Posted by   on (February 7, 2014, 20:48 GMT)

(1) India A plays India B: some revenue generated (2) India plays Bangladesh: revenue generated more than (1) (3) India plays South Africa: revenue generated more than (2) Clearly the extra revenue generated in (2) and (3) is brought in by the other country.

Posted by sajid7137 on (February 7, 2014, 18:15 GMT)

I would suggest to PCB, SLC and CSA that they should allow India to have bigger share in profit but they should not let India to control ICC. It is logical that whoever supports cricket better revenues wise then that entity should have an appropriate share. But letting that Entity to chave control over all deciosn making is irrational. India has to be part of board of directors, not boss of board of directors. You invest mpore, ok, you have more profits/loss but you can not be our boss, simple. If you want to be a boss then you can get out of ICC and be your boss along with 2 others.

Posted by WheresTheEmpire on (February 7, 2014, 16:40 GMT)

The proposed new rules for the ICC seem to be:

- All cricket playing nations are equal, but some are more equal than others - Agreement is strictly voluntary, but any nation who disagrees will have their rations / games against India reduced by half - The troika will serve the interests of no-one but themselves.

And, can you believe it, some commentators have had the temerity to compare the proposed ICC with Animal Farm.

Posted by ZkAneela on (February 7, 2014, 15:57 GMT)

@veerang..eliminating all good bowlers from opposition teams won't help you either bcoz their bad or worse bowlers will be better than yours.still a shame.

Posted by azurecharms on (February 7, 2014, 14:53 GMT)

So called big 3 want their proposal sail this way or that way. No amount of sane arguments and fair logic will dissuade them. It all has come after IPL brought so much money to Indian Cricket and they went to the moon. Only way they can step back and rethink if Pak, SA, SL, WICB and Zim jointly start their own T20 league and rotate venue yearly in UAE, SA, WI, SL and Zim, which will be a success and many players from Aus and Eng will also come; this will bring the so called big 3 demigods to the ground.

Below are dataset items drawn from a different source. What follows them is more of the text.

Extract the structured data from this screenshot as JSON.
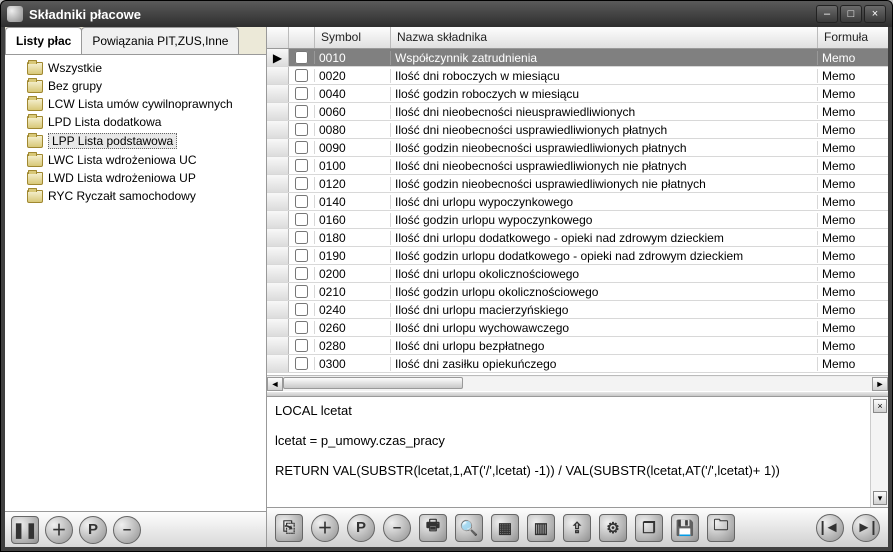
{
  "window": {
    "title": "Składniki płacowe"
  },
  "tabs": {
    "list": "Listy płac",
    "links": "Powiązania PIT,ZUS,Inne"
  },
  "tree": {
    "items": [
      {
        "label": "Wszystkie"
      },
      {
        "label": "Bez grupy"
      },
      {
        "label": "LCW Lista umów cywilnoprawnych"
      },
      {
        "label": "LPD Lista dodatkowa"
      },
      {
        "label": "LPP Lista podstawowa",
        "selected": true
      },
      {
        "label": "LWC Lista wdrożeniowa UC"
      },
      {
        "label": "LWD Lista wdrożeniowa UP"
      },
      {
        "label": "RYC Ryczałt samochodowy"
      }
    ]
  },
  "grid": {
    "headers": {
      "symbol": "Symbol",
      "name": "Nazwa składnika",
      "formula": "Formuła"
    },
    "rows": [
      {
        "symbol": "0010",
        "name": "Współczynnik zatrudnienia",
        "formula": "Memo",
        "selected": true
      },
      {
        "symbol": "0020",
        "name": "Ilość dni roboczych w miesiącu",
        "formula": "Memo"
      },
      {
        "symbol": "0040",
        "name": "Ilość godzin roboczych w miesiącu",
        "formula": "Memo"
      },
      {
        "symbol": "0060",
        "name": "Ilość dni nieobecności nieusprawiedliwionych",
        "formula": "Memo"
      },
      {
        "symbol": "0080",
        "name": "Ilość dni nieobecności usprawiedliwionych płatnych",
        "formula": "Memo"
      },
      {
        "symbol": "0090",
        "name": "Ilość godzin nieobecności usprawiedliwionych płatnych",
        "formula": "Memo"
      },
      {
        "symbol": "0100",
        "name": "Ilość dni nieobecności usprawiedliwionych nie płatnych",
        "formula": "Memo"
      },
      {
        "symbol": "0120",
        "name": "Ilość godzin nieobecności usprawiedliwionych nie płatnych",
        "formula": "Memo"
      },
      {
        "symbol": "0140",
        "name": "Ilość dni urlopu wypoczynkowego",
        "formula": "Memo"
      },
      {
        "symbol": "0160",
        "name": "Ilość godzin urlopu wypoczynkowego",
        "formula": "Memo"
      },
      {
        "symbol": "0180",
        "name": "Ilość dni urlopu dodatkowego - opieki nad zdrowym dzieckiem",
        "formula": "Memo"
      },
      {
        "symbol": "0190",
        "name": "Ilość godzin urlopu dodatkowego - opieki nad zdrowym dzieckiem",
        "formula": "Memo"
      },
      {
        "symbol": "0200",
        "name": "Ilość dni urlopu okolicznościowego",
        "formula": "Memo"
      },
      {
        "symbol": "0210",
        "name": "Ilość godzin urlopu okolicznościowego",
        "formula": "Memo"
      },
      {
        "symbol": "0240",
        "name": "Ilość dni urlopu macierzyńskiego",
        "formula": "Memo"
      },
      {
        "symbol": "0260",
        "name": "Ilość dni urlopu wychowawczego",
        "formula": "Memo"
      },
      {
        "symbol": "0280",
        "name": "Ilość dni urlopu bezpłatnego",
        "formula": "Memo"
      },
      {
        "symbol": "0300",
        "name": "Ilość dni zasiłku opiekuńczego",
        "formula": "Memo"
      }
    ]
  },
  "code": {
    "line1": "LOCAL lcetat",
    "line2": "lcetat = p_umowy.czas_pracy",
    "line3": "RETURN VAL(SUBSTR(lcetat,1,AT('/',lcetat) -1)) / VAL(SUBSTR(lcetat,AT('/',lcetat)+ 1))"
  }
}
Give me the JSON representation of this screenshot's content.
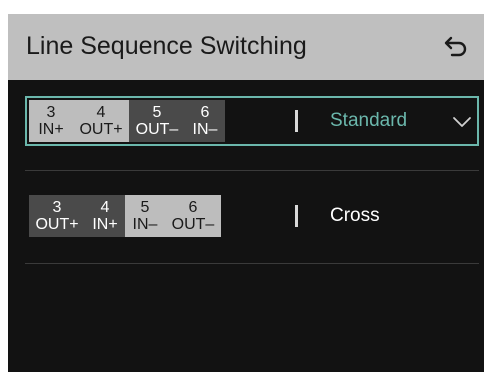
{
  "header": {
    "title": "Line Sequence Switching",
    "back_icon": "return-arrow-icon"
  },
  "options": {
    "standard": {
      "label": "Standard",
      "selected": true,
      "accent_color": "#6bb7ac",
      "check_icon": "check-icon",
      "pins": [
        {
          "num": "3",
          "sig": "IN+"
        },
        {
          "num": "4",
          "sig": "OUT+"
        },
        {
          "num": "5",
          "sig": "OUT–"
        },
        {
          "num": "6",
          "sig": "IN–"
        }
      ]
    },
    "cross": {
      "label": "Cross",
      "selected": false,
      "pins": [
        {
          "num": "3",
          "sig": "OUT+"
        },
        {
          "num": "4",
          "sig": "IN+"
        },
        {
          "num": "5",
          "sig": "IN–"
        },
        {
          "num": "6",
          "sig": "OUT–"
        }
      ]
    }
  }
}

Posted by 1_234 on (February 7, 2014, 14:48 GMT)

Soon this matter will be gone to the Court of Arbitration for Sport.

Posted by Neel_123 on (February 7, 2014, 14:42 GMT)

@SmashingBaby: "I think you'll agree that quality isn't based on the population, or the resulting revenue they inevitably generate."

a) True, quality has nothing to do with population otherwise India would have been dominating all sports! b) Population does NOT 'inevitably' generate revenue. otherwise SL and Pak boards would have been 'wealthier' than Aus and England.

"If Australia suggested that they should be in charge during the 10 years of their being the No.1 test nation, the Indians would have called us racist".

c) If only you could see beyond the nationalistic blinkers: Aus and England were in-charge of cricket for almost a century and they RULED cricket with absolute power and VETO (till 90's). These two teams decides where to play, whom to play and IF to play! When England was generating large money, world cup has to invariably played in England (home advantage)! All this changed NOT because England had benevolent 'change of heart' BUT bcoz BCCI started earning money!